I told Jake and Anne about the dream as we were walking the kids to school this morning and Jake said “I’d like to take credit for that” and indeed we did meditate together last night, giving over some waking time to dreaming. As I was lying in bed waiting for sleep to come I was thinking about the periodic apocalyptic dreams I’ve had over the years (particularly from about 16-22). My certainty that big changes, catastrophic changes to the way we lived were coming, soon, rest as much upon my dreams as the terrifying science that keeps confirming them.

Images from Doris Lessing’s climate change infused novels Mara and Dann floated through. Also bubbling up were memories of university when I eagerly signed up for the first year of a new inter-disciplinary program called “Humanities and Psychoanalytic Thought” and met the professor who encouraged me to explore themes of separation and loss, including their deeply personal resonances. (He’s got a new book out I see. ) So I feel asleep thinking about dreams and how much stock I’ve placed in them, though my own have been so quiet for years.
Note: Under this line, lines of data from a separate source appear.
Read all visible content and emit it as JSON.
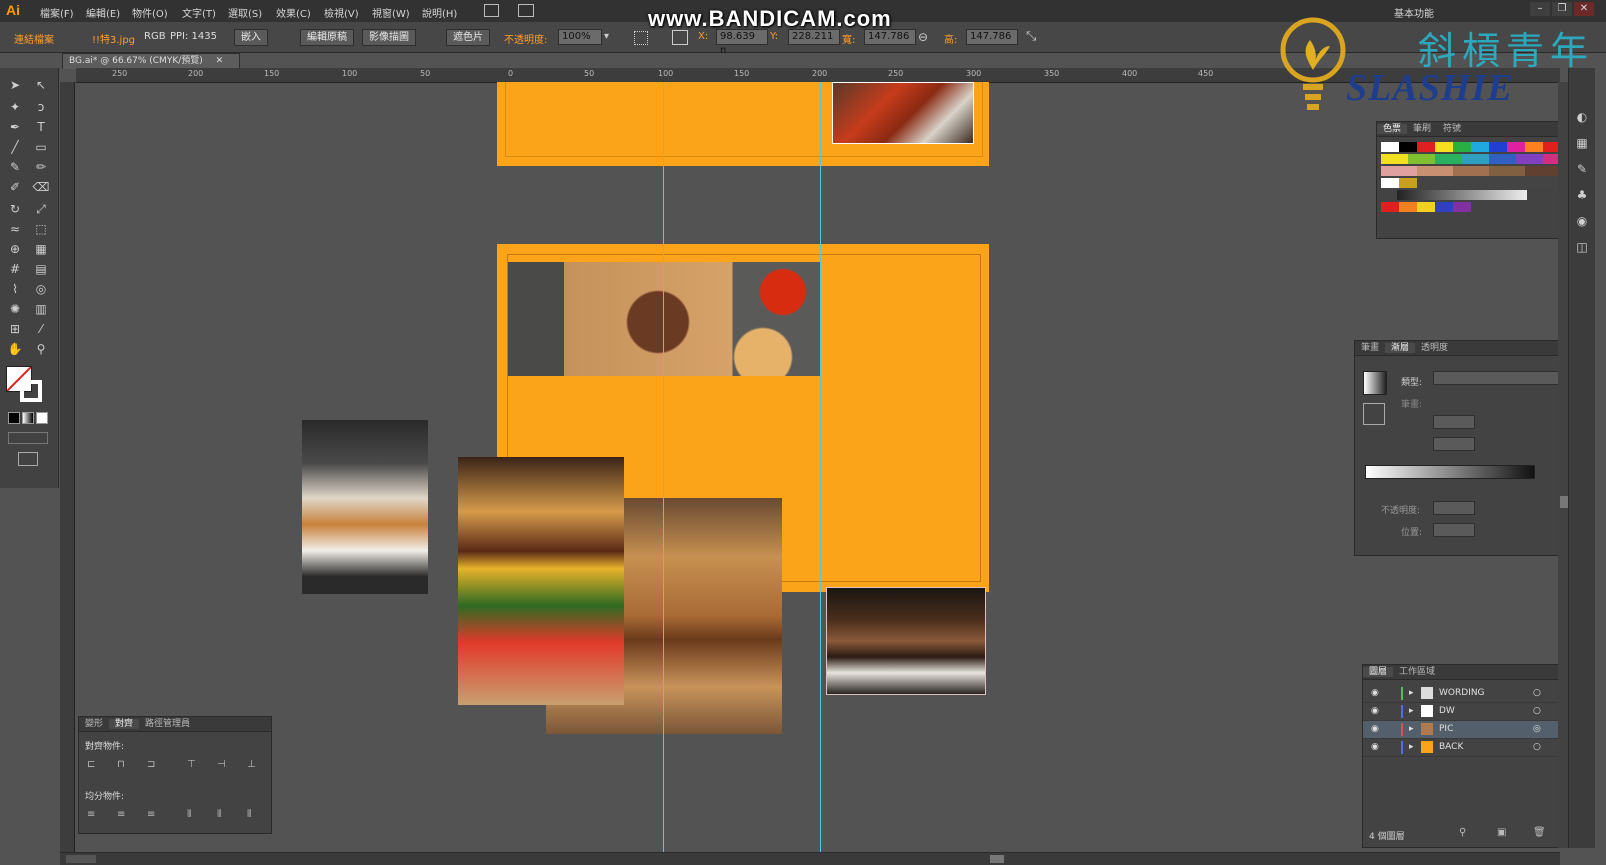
{
  "app": {
    "logo": "Ai",
    "workspace": "基本功能"
  },
  "menu": [
    "檔案(F)",
    "編輯(E)",
    "物件(O)",
    "文字(T)",
    "選取(S)",
    "效果(C)",
    "檢視(V)",
    "視窗(W)",
    "說明(H)"
  ],
  "window_controls": [
    "–",
    "❐",
    "✕"
  ],
  "watermark": {
    "recorder": "www.BANDICAM.com",
    "brand_cn": "斜槓青年",
    "brand_en": "SLASHIE"
  },
  "control": {
    "linked_file": "連結檔案",
    "filename": "!!特3.jpg",
    "colormode": "RGB",
    "ppi": "PPI: 1435",
    "embed": "嵌入",
    "edit_original": "編輯原稿",
    "image_trace": "影像描圖",
    "mask": "遮色片",
    "opacity_label": "不透明度:",
    "opacity": "100%",
    "x_label": "X:",
    "x": "98.639 n",
    "y_label": "Y:",
    "y": "228.211",
    "w_label": "寬:",
    "w": "147.786",
    "h_label": "高:",
    "h": "147.786"
  },
  "doc_tab": "BG.ai* @ 66.67% (CMYK/預覽)",
  "ruler_h": [
    "250",
    "200",
    "150",
    "100",
    "50",
    "0",
    "50",
    "100",
    "150",
    "200",
    "250",
    "300",
    "350",
    "400",
    "450"
  ],
  "swatches_panel": {
    "tabs": [
      "色票",
      "筆刷",
      "符號"
    ]
  },
  "gradient_panel": {
    "tabs": [
      "筆畫",
      "漸層",
      "透明度"
    ],
    "type_label": "類型:",
    "stroke_label": "筆畫:",
    "opacity_label": "不透明度:",
    "location_label": "位置:"
  },
  "align_panel": {
    "tabs": [
      "變形",
      "對齊",
      "路徑管理員"
    ],
    "align_label": "對齊物件:",
    "distribute_label": "均分物件:"
  },
  "layers_panel": {
    "tabs": [
      "圖層",
      "工作區域"
    ],
    "layers": [
      {
        "name": "WORDING",
        "color": "#4fc24f"
      },
      {
        "name": "DW",
        "color": "#4a6cf7"
      },
      {
        "name": "PIC",
        "color": "#e24b4b"
      },
      {
        "name": "BACK",
        "color": "#4a6cf7"
      }
    ],
    "count": "4 個圖層"
  }
}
Some novels inhabit me like dreams with those by John Crowley being the most persistent (and welcome). My 39th birthday present from Brian is a copy (still to come) of the 25th anniversary edition of Little, Big. One of the dreams Crowley shared is a crime dream as well, though I particularly enjoyed his recounting of the dentist dream:

I was having elaborate dentistry done by a highly skilled progressive dentist — nothing he did hurt, indeed couldn’t even be felt. In the chair next to me (like barber chairs) another dentist was working on Jack Nicholson, His teeth were quite poor (you could see these discolored teeth ringed with gold, part of a partial plate) and he said it was the fault of New York doctors he’d seen. “All they know is drill, drill, drill!”